REVIEW: Guided by Voices - Alien Lanes (Matador)
- Joe Silva
I had only a minor aural clue about what I was getting into here from a twenty second or so radio snippet I caught of "King and Caroline", track 19 of 28, on the latest Guided By Voices release, Alien Lanes. After hearing all of the lopsided intent on Crooked Rain, Crooked Rain, I strayed from most bands that drew any Pavement comparisons. So, I had no business allowing my curiosity to veer towards Alien Lanes. For those who marveled (like myself) at genuine low-fi fare like Pavement's "Cut Your Hair" eventually wound up on The Tonight Show, will be stunned at all the acclaim being allotted to GBV's no-fi stance. From the kickoff of "A Salty Salute" and onwards the Voices pitch these tunes in a demo quality wrapper, despite the fact that someone (a "Mr. Japan" to be exact...) does gets production credit here. Initially, one spin of this going in the background, made me feel Sebadoh had all over again, but a more focused playing eradicated all that...or a good part of that anyway. Sure, things go beyond being frayed sound-wise, but there are so many gems here, it's a factor largely worth ignoring. I'm not sure why there are five people pictured on the jacket (I pick out 3 instruments at best on most tracks...), but Robert Pollard and company pull off a bent but nonetheless pure pop effort. Nothing seems to venture very far past the three minute mark, and that's that becomes the most frustrating element on Lanes. Tunes like "Watch Me Jumpstart" and "As We Go Up We Go Down" just get to loping along when they fall off a musical cliff, disappearing unfinished, and with not even so much as an aftertaste to remind you of what went on. It's like a taped diary of fantastic notions that you pass along to someone in your band to build on.

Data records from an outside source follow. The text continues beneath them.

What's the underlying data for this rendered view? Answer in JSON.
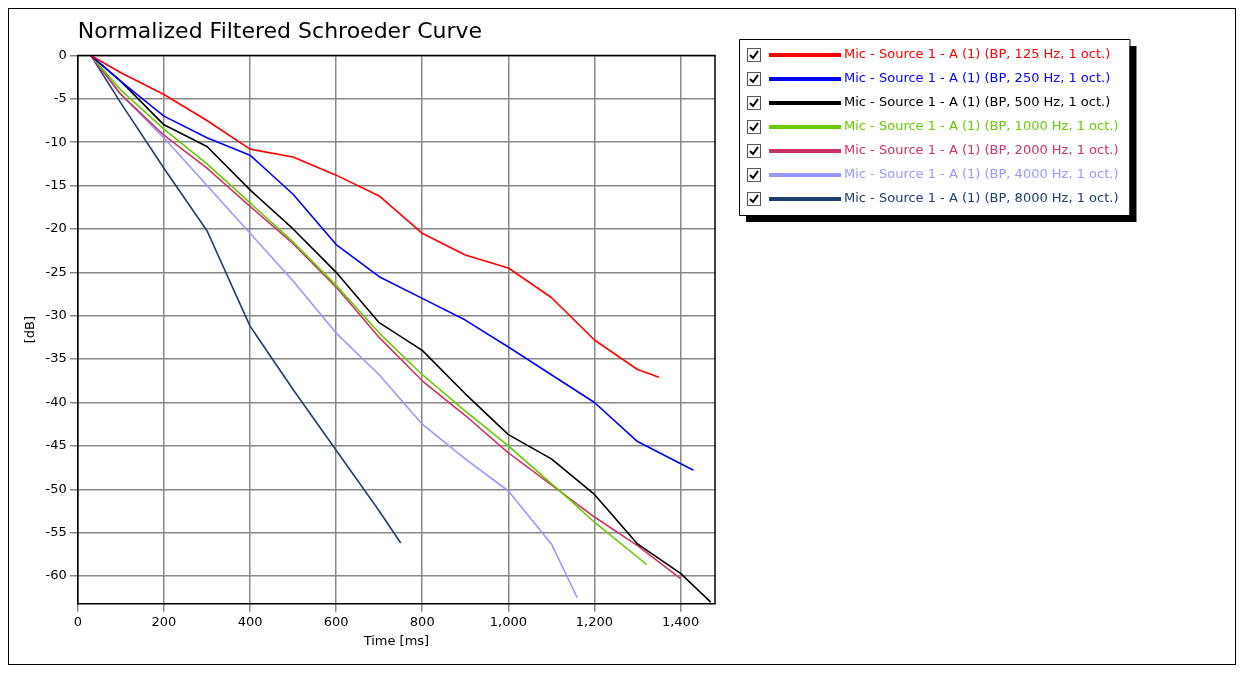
{
  "chart_data": {
    "type": "line",
    "title": "Normalized Filtered Schroeder Curve",
    "xlabel": "Time [ms]",
    "ylabel": "[dB]",
    "xlim": [
      0,
      1480
    ],
    "ylim": [
      -63.2,
      0
    ],
    "xticks": [
      0,
      200,
      400,
      600,
      800,
      {
        "value": 1000,
        "label": "1,000"
      },
      {
        "value": 1200,
        "label": "1,200"
      },
      {
        "value": 1400,
        "label": "1,400"
      }
    ],
    "yticks": [
      0,
      -5,
      -10,
      -15,
      -20,
      -25,
      -30,
      -35,
      -40,
      -45,
      -50,
      -55,
      -60
    ],
    "grid": true,
    "legend": "right",
    "series": [
      {
        "name": "Mic - Source 1 - A (1) (BP, 125 Hz, 1 oct.)",
        "color": "#ff0000",
        "x": [
          30,
          100,
          200,
          300,
          400,
          500,
          600,
          700,
          800,
          900,
          1000,
          1100,
          1200,
          1300,
          1350
        ],
        "values": [
          0,
          -2,
          -4.5,
          -7.5,
          -10.8,
          -11.7,
          -13.8,
          -16.2,
          -20.5,
          -23,
          -24.5,
          -27.9,
          -32.8,
          -36.2,
          -37.1
        ]
      },
      {
        "name": "Mic - Source 1 - A (1) (BP, 250 Hz, 1 oct.)",
        "color": "#0000ff",
        "x": [
          30,
          100,
          200,
          300,
          400,
          500,
          600,
          700,
          800,
          900,
          1000,
          1100,
          1200,
          1300,
          1430
        ],
        "values": [
          0,
          -3,
          -7,
          -9.5,
          -11.5,
          -16,
          -21.8,
          -25.5,
          -28,
          -30.5,
          -33.6,
          -36.8,
          -40,
          -44.5,
          -47.8
        ]
      },
      {
        "name": "Mic - Source 1 - A (1) (BP, 500 Hz, 1 oct.)",
        "color": "#000000",
        "x": [
          30,
          100,
          200,
          300,
          400,
          500,
          600,
          700,
          800,
          900,
          1000,
          1100,
          1200,
          1300,
          1400,
          1470
        ],
        "values": [
          0,
          -3,
          -8,
          -10.5,
          -15.5,
          -20,
          -25,
          -30.8,
          -34,
          -39,
          -43.7,
          -46.5,
          -50.6,
          -56.3,
          -59.7,
          -63
        ]
      },
      {
        "name": "Mic - Source 1 - A (1) (BP, 1000 Hz, 1 oct.)",
        "color": "#66cc00",
        "x": [
          30,
          100,
          200,
          300,
          400,
          500,
          600,
          700,
          800,
          900,
          1000,
          1147,
          1200,
          1322
        ],
        "values": [
          0,
          -4,
          -8.5,
          -12.5,
          -17,
          -21.5,
          -26.5,
          -32,
          -36.8,
          -41,
          -45,
          -51.4,
          -53.8,
          -58.7
        ]
      },
      {
        "name": "Mic - Source 1 - A (1) (BP, 2000 Hz, 1 oct.)",
        "color": "#cc3366",
        "x": [
          30,
          100,
          200,
          300,
          400,
          500,
          600,
          700,
          800,
          900,
          1000,
          1100,
          1200,
          1300,
          1400
        ],
        "values": [
          0,
          -4.5,
          -9.2,
          -13,
          -17.4,
          -21.7,
          -26.7,
          -32.5,
          -37.5,
          -41.5,
          -45.8,
          -49.5,
          -53.2,
          -56.5,
          -60.3
        ]
      },
      {
        "name": "Mic - Source 1 - A (1) (BP, 4000 Hz, 1 oct.)",
        "color": "#9999ff",
        "x": [
          30,
          100,
          200,
          300,
          400,
          500,
          600,
          700,
          800,
          900,
          1000,
          1100,
          1160
        ],
        "values": [
          0,
          -4.5,
          -9.5,
          -15,
          -20.5,
          -26,
          -32,
          -36.8,
          -42.5,
          -46.5,
          -50.2,
          -56.3,
          -62.5
        ]
      },
      {
        "name": "Mic - Source 1 - A (1) (BP, 8000 Hz, 1 oct.)",
        "color": "#1f3f6f",
        "x": [
          30,
          100,
          200,
          300,
          400,
          500,
          600,
          700,
          750
        ],
        "values": [
          0,
          -5.5,
          -13,
          -20.2,
          -31.2,
          -38.5,
          -45.5,
          -52.5,
          -56.2
        ]
      }
    ]
  }
}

It prompts you to wonder how much collective material there is time wise on the recently released box set that looks back across all their previous records. But while they last, songs like "Game of Pricks" sound like lost Byrds sessions, full of shimmering, tuneful moments that resonate with British invasion pop melodies and voicings. Trust me, I checked. There are some valid underground moments, not grunge-ridden, but free-form and unencumbered by any traditional structure like a set of lyrics that Mark E. Smith might pen for a Fall record. I can only hope that live, this stuff blossoms and they play with it a bit. Already perched as one to be knocked from the year end Top Ten heap.